Leipzig. Die Leipziger Buchmesse ist das literarische Event im Frühjahr. Autorinnen und ein Verlag aus der Region waren auch dabei.

Regale, die sich unter dem Gewicht zahlloser druckfrischer Bücher biegen, durch die Messehallen strömendes Stimmengewirr und allgegenwärtige Gesprächsschnipsel wie „Hast du das neue Buch von … gelesen?“ oder „Ich gehe gleich zur Lesung von …“. An unzähligen Ständen präsentieren Verlage ihre Neuheiten. Die Leipziger Buchmesse (LBM) ist jährlich im Frühjahr ein Sehnsuchtsort für Literaturliebhaber.

Als die zweitgrößte Literaturveranstaltung des Landes und Stelldichein der deutschsprachigen Buch- und Medienbranche bringt sie Leserinnen und Leser, Autorinnen und Autoren, Verlage und Medien an einem Ort zusammen. 283.000 Menschen kamen laut Veranstalter in der vergangenen Woche zur diesjährigen LBM – kein Wunder also, dass die Veranstaltung immer wieder auch Verlage und Literaturschaffende aus der Region Braunschweig-Wolfsburg anzieht.

Von Donnerstag bis Sonntag nutzten unter anderem die Helmstedterin Beatrix Flatt und die ehemalige HBK-Studentin Kristina Schippling die Gelegenheit, ihre neuen Bücher vor einem breiten Publikum zu präsentieren.

Helmstedter Autorin veröffentlicht kurz vor Start der Leipziger Buchmesse ein neues Buch

Beatrix Flatt nimmt ihre Leser mit ihrem zweiten Buch „Grenzraum. Begegnungen an Oder und Neiße“ mit auf eine Reise entlang der deutsch-polnischen Grenze. In Reportagen schildert sie eindringlich Geschichten von Menschen, die diesen historisch aufgeladenen Ort ihr Zuhause nennen.

Für ihre Recherche radelte Flatt zweimal entlang der Grenzlinie.
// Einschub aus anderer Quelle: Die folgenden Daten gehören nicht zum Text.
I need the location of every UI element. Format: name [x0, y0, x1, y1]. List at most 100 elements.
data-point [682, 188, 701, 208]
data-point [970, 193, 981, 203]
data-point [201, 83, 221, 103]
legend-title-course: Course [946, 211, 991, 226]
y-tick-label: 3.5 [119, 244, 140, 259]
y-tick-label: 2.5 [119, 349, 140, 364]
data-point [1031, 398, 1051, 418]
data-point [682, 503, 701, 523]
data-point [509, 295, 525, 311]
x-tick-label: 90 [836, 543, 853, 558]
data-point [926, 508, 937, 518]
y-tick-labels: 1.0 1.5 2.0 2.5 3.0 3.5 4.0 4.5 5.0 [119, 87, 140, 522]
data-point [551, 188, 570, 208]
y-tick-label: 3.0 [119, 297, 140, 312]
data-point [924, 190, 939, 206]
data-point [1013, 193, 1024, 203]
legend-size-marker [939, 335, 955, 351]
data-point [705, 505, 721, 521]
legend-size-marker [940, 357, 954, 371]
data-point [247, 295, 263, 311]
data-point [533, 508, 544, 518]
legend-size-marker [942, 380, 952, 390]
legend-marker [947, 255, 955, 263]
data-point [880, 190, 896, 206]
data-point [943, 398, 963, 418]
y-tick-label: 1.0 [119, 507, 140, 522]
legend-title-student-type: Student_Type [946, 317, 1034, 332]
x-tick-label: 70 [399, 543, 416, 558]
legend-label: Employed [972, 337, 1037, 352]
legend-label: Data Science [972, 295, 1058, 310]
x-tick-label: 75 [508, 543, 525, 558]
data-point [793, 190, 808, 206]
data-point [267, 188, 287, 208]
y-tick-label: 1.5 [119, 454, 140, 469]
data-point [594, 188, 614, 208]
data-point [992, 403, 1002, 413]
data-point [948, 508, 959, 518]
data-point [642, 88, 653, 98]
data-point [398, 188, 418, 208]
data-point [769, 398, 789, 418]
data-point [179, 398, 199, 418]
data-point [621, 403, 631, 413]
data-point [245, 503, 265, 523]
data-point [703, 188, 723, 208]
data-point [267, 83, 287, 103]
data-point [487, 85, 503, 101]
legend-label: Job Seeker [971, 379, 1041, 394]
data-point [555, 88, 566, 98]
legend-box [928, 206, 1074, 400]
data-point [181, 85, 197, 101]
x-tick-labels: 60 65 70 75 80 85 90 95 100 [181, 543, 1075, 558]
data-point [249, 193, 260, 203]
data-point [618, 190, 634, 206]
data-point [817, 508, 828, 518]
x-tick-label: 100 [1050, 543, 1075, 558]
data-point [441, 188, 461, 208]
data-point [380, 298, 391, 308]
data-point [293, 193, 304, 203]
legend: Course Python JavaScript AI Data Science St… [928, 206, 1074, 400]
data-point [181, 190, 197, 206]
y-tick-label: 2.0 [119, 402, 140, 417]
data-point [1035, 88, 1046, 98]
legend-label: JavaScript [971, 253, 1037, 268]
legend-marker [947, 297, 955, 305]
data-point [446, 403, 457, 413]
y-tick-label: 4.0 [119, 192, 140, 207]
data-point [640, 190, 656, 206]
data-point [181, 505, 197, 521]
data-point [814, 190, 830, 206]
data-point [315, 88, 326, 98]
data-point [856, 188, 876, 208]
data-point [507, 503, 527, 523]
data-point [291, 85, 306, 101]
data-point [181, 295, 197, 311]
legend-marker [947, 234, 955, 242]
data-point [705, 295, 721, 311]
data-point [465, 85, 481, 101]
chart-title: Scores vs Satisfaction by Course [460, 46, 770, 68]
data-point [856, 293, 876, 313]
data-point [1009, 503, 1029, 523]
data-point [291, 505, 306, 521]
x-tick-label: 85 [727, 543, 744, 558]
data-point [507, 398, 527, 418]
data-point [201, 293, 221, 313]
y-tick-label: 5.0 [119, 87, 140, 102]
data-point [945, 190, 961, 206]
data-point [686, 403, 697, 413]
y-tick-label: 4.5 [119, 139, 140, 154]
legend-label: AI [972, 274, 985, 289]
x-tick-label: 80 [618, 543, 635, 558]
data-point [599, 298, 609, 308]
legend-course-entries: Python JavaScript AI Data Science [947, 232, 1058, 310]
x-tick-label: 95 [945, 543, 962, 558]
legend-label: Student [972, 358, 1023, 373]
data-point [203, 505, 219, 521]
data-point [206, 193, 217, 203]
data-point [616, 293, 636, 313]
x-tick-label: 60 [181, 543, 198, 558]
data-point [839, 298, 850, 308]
Die Distanzen zwischen den Orten hüben wie drüben stellten sich als Herausforderung dar: Trotz der relativen Nähe zueinander seien direkte Wege aufgrund der natürlichen Grenze durch Oder und Neiße oft nicht möglich gewesen. „Manchmal musste ich kilometerweite Umwege für die nächstgelegene Brücke in Kauf nehmen.“ Dennoch schätzt Flatt die Wahl des Fahrrads als Fortbewegungsmittel. Mit dem Auto hätte sie sich von der Umwelt abgekapselt gefühlt, schildert sie. Ihr war es wichtig, „den Menschen nahe zu sein“.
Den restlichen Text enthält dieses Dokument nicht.